In their search for yield, income-starved investors have in recent years been moving into riskier fixed income assets.

“Many have embraced more credit risk, spurred by negative rates in many developed market economies and low yields on perceived safe-haven assets," Blackrock Investment Institute said in its global investment outlook for 2018.

“Investing in higher-yielding but often illiquid credit and selling [equity] options can be self-reinforcing, driving volatility lower on the way down but exacerbating any reversals on the way up,” it cautioned. 

Many Asian yield seekers have also gone up the duration curve, taking exposure to seven, eight-, nine- and 10-year bonds, Dhingra said. Longer duration bonds are more vulnerable to interest rate changes.

But the outlook for global bond prices, according to most asset managers, is subdued. Macquarie Investment Management, for instance, expects a muddle-along kind of year for bond prices, where recession risk is low but the upside is contained. It forecast rates would remain range-bound, with the benchmark 10-year US Treasury bond yield likely to stay between 2% and 2.6%.

Equities, alts to gain 

Overall, both UBP's Dhingra and Bryan Goh, chief investment officer for Singapore at private bank Bordier & Cie, expect portfolio returns to be lower in 2018 compared with this year, mainly due to a weaker performance on the fixed income side.
"The equity portion of portfolios could return higher or lower compared to this year’s returns, but the fixed income portion will definitely offer lower returns,” Goh told AsianInvestor.
So overall it will still be lower, which is why there is a greater impetus to move into equities and alternatives. Even on a balanced portfolio with a 50:50 allocation to bonds and equities, for instance, Goh said he expects overall lower returns on the portfolio. 

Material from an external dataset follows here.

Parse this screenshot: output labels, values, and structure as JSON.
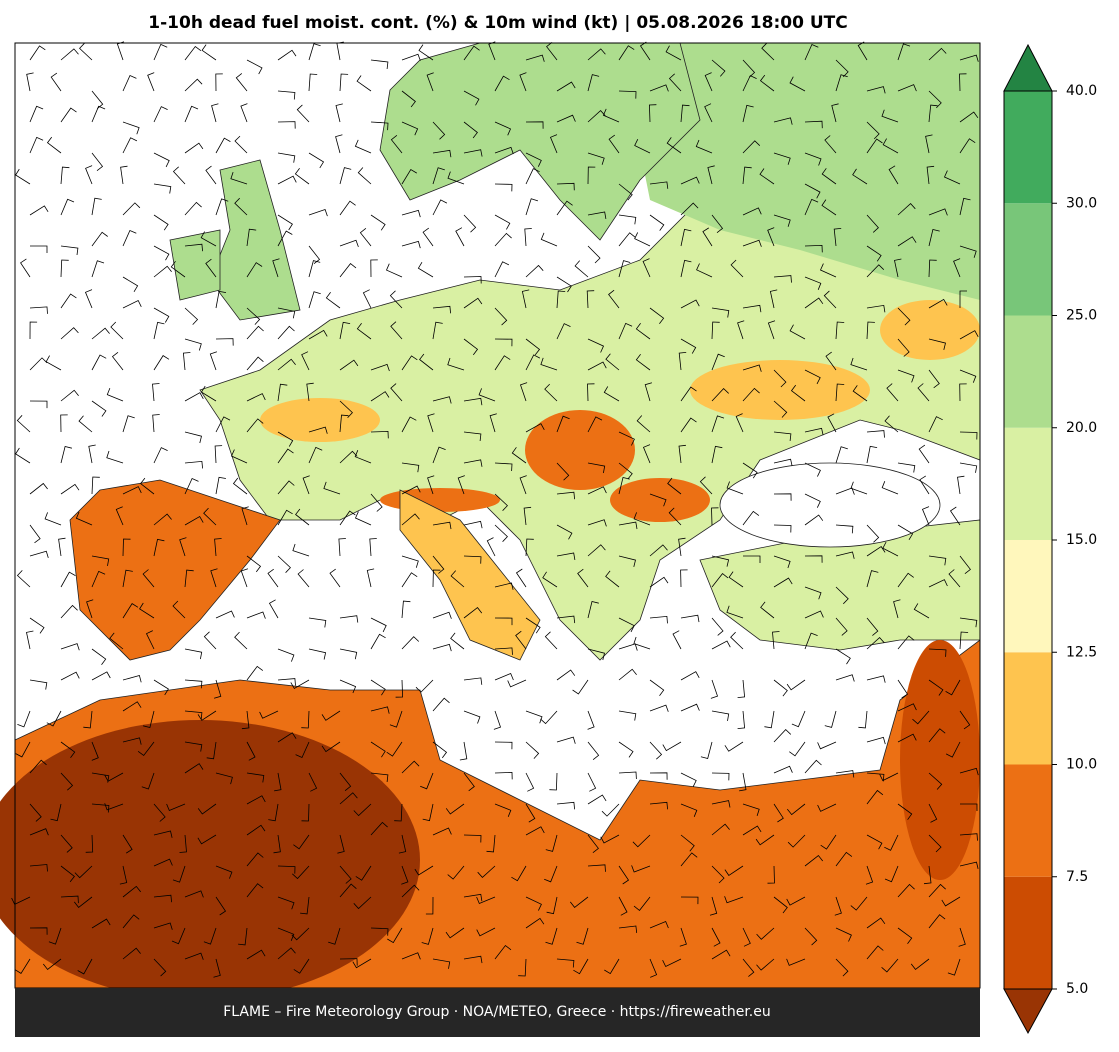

“If investors have a targeted return portfolio, that will entail a greater shift into equity, when valuations are relatively high across the board," Goh said. “It also means they need to be prepared to go up the risk scale, and [that] requires an assessment whether they have an appetite for that.”

He expects to increase allocations to hedge funds in the private bank’s discretionary portfolios in 2018. “We were quite heavily invested in hedge funds three years ago, then we took it down to single digits. Now we are building it up back again,” he said. 

Dhingra, who also heads the fund slelection team at UBP, said investors have shown some interest in emerging markets debt but they need to be mindful of the impact a potentially stronger US dollar could have on emerging market assets. Traditionally, a strong dollar has led to weaker demand for emerging market assets.

“We might consider short-duration EM strategies [for discretionary portfolios],” he said.

He also said he expects a pick-up in investor interest in alternatives next year as staying invested in traditional fixed income becomes trickier: “We plan to reduce the leveraged loan exposure [in portfolios], and some of that money will likely be allocated into private debt.”

An AsianInvestor report on December 6 noted that private debt markets are well placed to extend their boom for a second decade, especially if global interest rates and credit spreads stay relatively depressed.